I have no idea why you think it's awful to think it would be a relief if he left (unless he's much younger and I've misunderstood). You are entitled to respectful behaviour in your own home from all who live there, irrespective of if related or not. And if you are paying then bills and he's living subsidised, waited on and/or free even more so.

I would be setting up a discussion when he is calm, maybe get him to go for a walk or some way it's less 'in your face'. Tell him how you love him but are very disappointed in him, this is not the loving child you know etc (pile on the guilt). Describe the unacceptable behaviour - be very specific "you cannot call me X or Y", don't just say 'don't swear at me'. Hearing the actual words back from your lips might shock him a bit and realise how nasty it sounds.

Firmly state it is not acceptable. I would then pick up on the leaving home threat and tell him that if this behaviour continues then yes, it will be a good idea if he found somewhere else to live. Call his bluff.

If he tries to deflect with blame about you, then head that off. Even if he has legitimate issues about your behaviour (e.g. your drinking) then be clear you are prepared to talk about it but not right now and you will arrange a separate discussion. Don't be defensive but separate the two out and don't let him distract from the main issue here, which is how he is treating you.

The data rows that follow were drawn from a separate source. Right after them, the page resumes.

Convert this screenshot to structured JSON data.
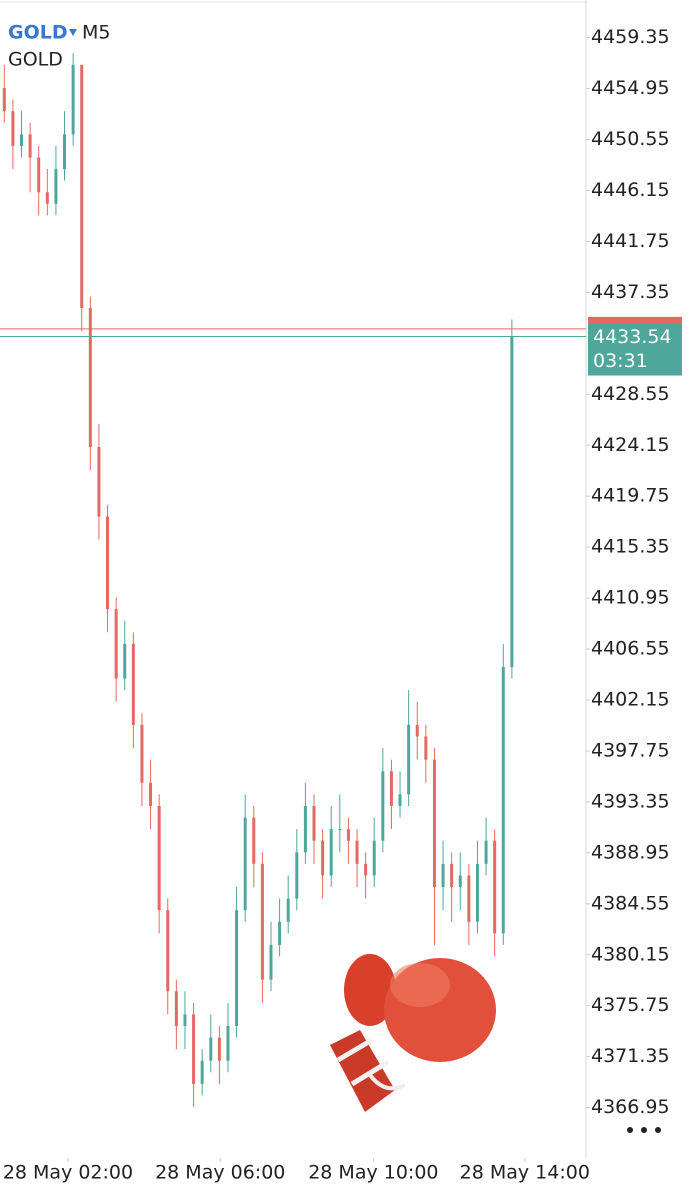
{
  "chart_data": {
    "type": "candlestick",
    "symbol": "GOLD",
    "timeframe": "M5",
    "subtitle": "GOLD",
    "up_color": "#4fa69b",
    "down_color": "#e36a62",
    "xlim": [
      0,
      68
    ],
    "xticks": [
      {
        "value": 7.9,
        "label": "28 May 02:00"
      },
      {
        "value": 25.6,
        "label": "28 May 06:00"
      },
      {
        "value": 43.4,
        "label": "28 May 10:00"
      },
      {
        "value": 61,
        "label": "28 May 14:00"
      }
    ],
    "ylim": [
      4362.6,
      4462.6
    ],
    "yticks": [
      4459.35,
      4454.95,
      4450.55,
      4446.15,
      4441.75,
      4437.35,
      4428.55,
      4424.15,
      4419.75,
      4415.35,
      4410.95,
      4406.55,
      4402.15,
      4397.75,
      4393.35,
      4388.95,
      4384.55,
      4380.15,
      4375.75,
      4371.35,
      4366.95
    ],
    "ask_line": 4434.2,
    "ask_color": "#e36a62",
    "current_price": 4433.54,
    "countdown": "03:31",
    "price_color": "#4fa69b",
    "series": [
      {
        "name": "GOLD",
        "open": [
          4455,
          4453,
          4450,
          4451,
          4449,
          4446,
          4445,
          4448,
          4451,
          4457,
          4436,
          4424,
          4418,
          4410,
          4404,
          4407,
          4400,
          4395,
          4393,
          4384,
          4377,
          4374,
          4375,
          4369,
          4371,
          4373,
          4371,
          4374,
          4384,
          4392,
          4388,
          4378,
          4381,
          4383,
          4385,
          4389,
          4393,
          4390,
          4387,
          4391,
          4391,
          4390,
          4388,
          4387,
          4390,
          4396,
          4393,
          4394,
          4400,
          4399,
          4397,
          4386,
          4388,
          4386,
          4387,
          4383,
          4388,
          4390,
          4382,
          4405
        ],
        "high": [
          4457,
          4454,
          4453,
          4452,
          4450,
          4448,
          4450,
          4453,
          4458,
          4457,
          4437,
          4426,
          4419,
          4411,
          4409,
          4408,
          4401,
          4397,
          4394,
          4385,
          4378,
          4377,
          4376,
          4372,
          4375,
          4374,
          4376,
          4386,
          4394,
          4393,
          4389,
          4383,
          4385,
          4387,
          4391,
          4395,
          4394,
          4391,
          4393,
          4394,
          4392,
          4391,
          4389,
          4392,
          4398,
          4397,
          4396,
          4403,
          4402,
          4400,
          4398,
          4390,
          4389,
          4389,
          4388,
          4390,
          4392,
          4391,
          4407,
          4435
        ],
        "low": [
          4452,
          4448,
          4449,
          4446,
          4444,
          4444,
          4444,
          4447,
          4450,
          4434,
          4422,
          4416,
          4408,
          4402,
          4403,
          4398,
          4393,
          4391,
          4382,
          4375,
          4372,
          4372,
          4367,
          4368,
          4370,
          4369,
          4370,
          4373,
          4383,
          4386,
          4376,
          4377,
          4380,
          4382,
          4384,
          4388,
          4388,
          4385,
          4386,
          4389,
          4388,
          4386,
          4385,
          4386,
          4389,
          4391,
          4392,
          4393,
          4397,
          4395,
          4381,
          4384,
          4383,
          4384,
          4381,
          4382,
          4387,
          4380,
          4381,
          4404
        ],
        "close": [
          4453,
          4450,
          4451,
          4449,
          4446,
          4445,
          4448,
          4451,
          4457,
          4436,
          4424,
          4418,
          4410,
          4404,
          4407,
          4400,
          4395,
          4393,
          4384,
          4377,
          4374,
          4375,
          4369,
          4371,
          4373,
          4371,
          4374,
          4384,
          4392,
          4388,
          4378,
          4381,
          4383,
          4385,
          4389,
          4393,
          4390,
          4387,
          4391,
          4391,
          4390,
          4388,
          4387,
          4390,
          4396,
          4393,
          4394,
          4400,
          4399,
          4397,
          4386,
          4388,
          4386,
          4387,
          4383,
          4388,
          4390,
          4382,
          4405,
          4433.54
        ]
      }
    ]
  }
}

At no time suggest this is all coming from his father or even mention his father. Nothing will come from blaming the other parent. And if he uses his Dad as an excuse - then no, he needs to own his actions.

If he won't talk to you, write it in a letter or email and be clear you expect a response. If you let this go now I think you know it will only escalate.

MrsBobDylan · 30/06/2021 19:12

I'm wary of giving advice as I don't know your situation and the history and it sounds very complex.

Is it possible that ds1 is treating you the way his father treated you? Either way, it's not acceptable and you must ask him to move out. He is demonstrating a complete lack of respect and unless you stand up to him and take action, he will carry it in because he can.

Secondly, please get help for your drinking.

Good luck Thanks

Guardsman18 · 01/07/2021 16:23

Thank you for your replies. DS1 is 20. Over the years he has been very influenced by his father. He doesn't know that his behaviour is because of the things his father has said. Does that makes sense?

Yes, I feel that he is treating me the way his father did/does. He'll only be with his father if he moves out and I feel that would be worse.

I just feel very stuck.

OP posts:
Funnylittlefloozie · 01/07/2021 17:30

He's 20??? Then he can bloody well move out of your house, and get his own place, can't he? A young teen parroting words he's heard his dad say is one thing, but an adult man is quite another. Find your spine, love, and stand up to the rude little shit.

PerseverancePays · 02/07/2021 23:21

Him moving out is not a failure on your part. It’s a normal part of growing up. He he wants to join forces with his father and be a misery with him, at 20 I don’t think there’s much more you can do.
Previous poster has good points in taking it forward, there’s no room for you to be abused in you own house. Make that clear, zero tolerance.

You sound depressed and anxious, the alcohol is showing you that. There’s better and more effective help out there. Please give yourself the same efforts that you put into ds2 when he was struggling. Show your boys the strong woman that you are!